How safe are driverless cars?
First of all, the technology behind driverless cars is still undergoing a lot of development. This means that there are still a lot of issues to be sorted out. Already, there have been several accidents during testing, including one that resulted in a fatality, but some of these accidents were a result of driver error.
That being said, several driverless car makers, including Google, are programming their cars not to take any form of action such as accelerating, braking or changing lanes unless there is a hundred percent certainty that the action is safe and will not result in an accident.
In theory, this ensures a safe and secure drive as long as the onboard electronics, computer and sensors all work as intended, and also as long as there is no unpredictable action by other road users. This emphasizes, rather than negates, the position of adequate car insurance to cover for any liability, even though insurance premiums might drop significantly once these cars have been proven to be beyond any doubt safer than manned vehicles.

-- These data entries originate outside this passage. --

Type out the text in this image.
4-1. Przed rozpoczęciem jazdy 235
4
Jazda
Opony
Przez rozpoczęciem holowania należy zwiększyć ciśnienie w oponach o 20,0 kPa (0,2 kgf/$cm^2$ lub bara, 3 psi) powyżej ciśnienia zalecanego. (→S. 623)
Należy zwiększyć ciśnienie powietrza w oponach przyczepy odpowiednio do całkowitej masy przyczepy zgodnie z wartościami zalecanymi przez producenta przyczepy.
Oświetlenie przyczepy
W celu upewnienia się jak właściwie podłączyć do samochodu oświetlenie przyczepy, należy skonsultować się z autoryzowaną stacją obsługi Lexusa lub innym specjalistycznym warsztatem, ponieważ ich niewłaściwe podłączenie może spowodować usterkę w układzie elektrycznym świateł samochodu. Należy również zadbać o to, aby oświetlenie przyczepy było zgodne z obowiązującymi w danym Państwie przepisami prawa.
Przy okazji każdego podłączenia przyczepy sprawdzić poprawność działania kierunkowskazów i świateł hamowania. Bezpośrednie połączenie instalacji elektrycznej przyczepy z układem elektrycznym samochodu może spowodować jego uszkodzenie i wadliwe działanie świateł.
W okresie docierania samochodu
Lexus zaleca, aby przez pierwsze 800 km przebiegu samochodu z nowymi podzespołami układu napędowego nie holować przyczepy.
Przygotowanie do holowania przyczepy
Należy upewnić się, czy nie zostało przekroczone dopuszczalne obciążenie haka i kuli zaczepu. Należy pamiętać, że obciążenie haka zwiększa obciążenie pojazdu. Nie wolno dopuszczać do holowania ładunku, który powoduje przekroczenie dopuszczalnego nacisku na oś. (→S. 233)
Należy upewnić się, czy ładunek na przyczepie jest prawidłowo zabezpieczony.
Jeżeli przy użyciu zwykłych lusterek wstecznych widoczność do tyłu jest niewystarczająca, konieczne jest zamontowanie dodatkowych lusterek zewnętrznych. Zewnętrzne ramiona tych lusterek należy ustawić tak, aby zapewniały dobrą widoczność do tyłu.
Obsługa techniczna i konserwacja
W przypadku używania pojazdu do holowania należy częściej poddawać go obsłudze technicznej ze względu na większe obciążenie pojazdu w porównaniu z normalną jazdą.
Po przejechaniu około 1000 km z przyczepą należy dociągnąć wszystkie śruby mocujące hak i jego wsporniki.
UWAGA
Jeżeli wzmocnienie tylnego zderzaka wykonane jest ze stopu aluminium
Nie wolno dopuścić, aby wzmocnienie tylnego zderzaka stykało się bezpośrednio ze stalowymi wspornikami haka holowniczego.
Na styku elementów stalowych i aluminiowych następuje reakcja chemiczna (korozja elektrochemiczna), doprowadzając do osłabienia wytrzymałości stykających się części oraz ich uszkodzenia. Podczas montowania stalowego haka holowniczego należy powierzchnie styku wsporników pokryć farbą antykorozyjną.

What are the advantages of driverless cars?
The biggest and most obvious advantage of driverless cars is safety. This safety advantage is emphasized by the following points:
- Faster reaction times: A driverless car has the advantage of being able to react faster than any human driver would. In less than it takes to blink an eye, a driverless car can identify a potential hazard and take action accordingly.
- Smarter decisions making: A human driver may not be able to analyze and make a decision in the split second it takes an accident to occur. Driverless cars, on the other hand, make use of extremely fast computers to analyze road situations and decide on the best possible move.
- More efficient drivers: A huge percentage of road accidents can be traced to driver error. Everything from fatigue to drunk driving and ignoring road rules can cause a fatal accident. Computers don’t have these problems. Not only do they obey traffic laws and warning signs, they are also not capable of the excitement and emotion associated with road rages, car races and other forms of bad driving that cause accidents.
Another advantage of driverless cars is efficiency. Driverless cars will be able to provide better fuel efficiency, better road efficiency and better time management. The usual chaos that normally occurs as a result of hundreds of drivers on the same road, ignoring safety rules, not maintaining consistent speed and not allowing for the proper flow of traffic will be eliminated.
Better for disabled people –
Driverless cars bring a whole new opportunity for freedom to people who have movement-restricting disabilities such as the blind or those otherwise unable to drive. Because the car is essentially doing the driving, these individuals will be able to move about more freely without having to depend on someone all the time.
Driverless cars will also provide an advantage to the elderly who no longer have the speed and reflexes needed to drive safely on the crowded highways.
The advantages of driverless cars are too numerous to fully cover here but suffice it to say that it will change the landscape of the automobile industry the world over.
What are the disadvantages of driverless cars?
No matter how good a thing is, there is always a flipside, and the advent of driverless cars is no exception. First of all, any technological advancement is bound to have an economic impact and driverless cars will too. This is because most of the driving jobs done by humans such as truck driving, taxis and chauffeuring will be taken over by AI.
Here are some of the adverse effects driverless cars are bound to have:
- Economic impact due to job losses
- High cost of cars due to high tech features
- Legal and ethical difficulties
- Human error
As you can see, there is still a long way to go before driverless cars become available to the public. All we can do as we wait is simply envisage the feeling of moving about in a car that drives itself.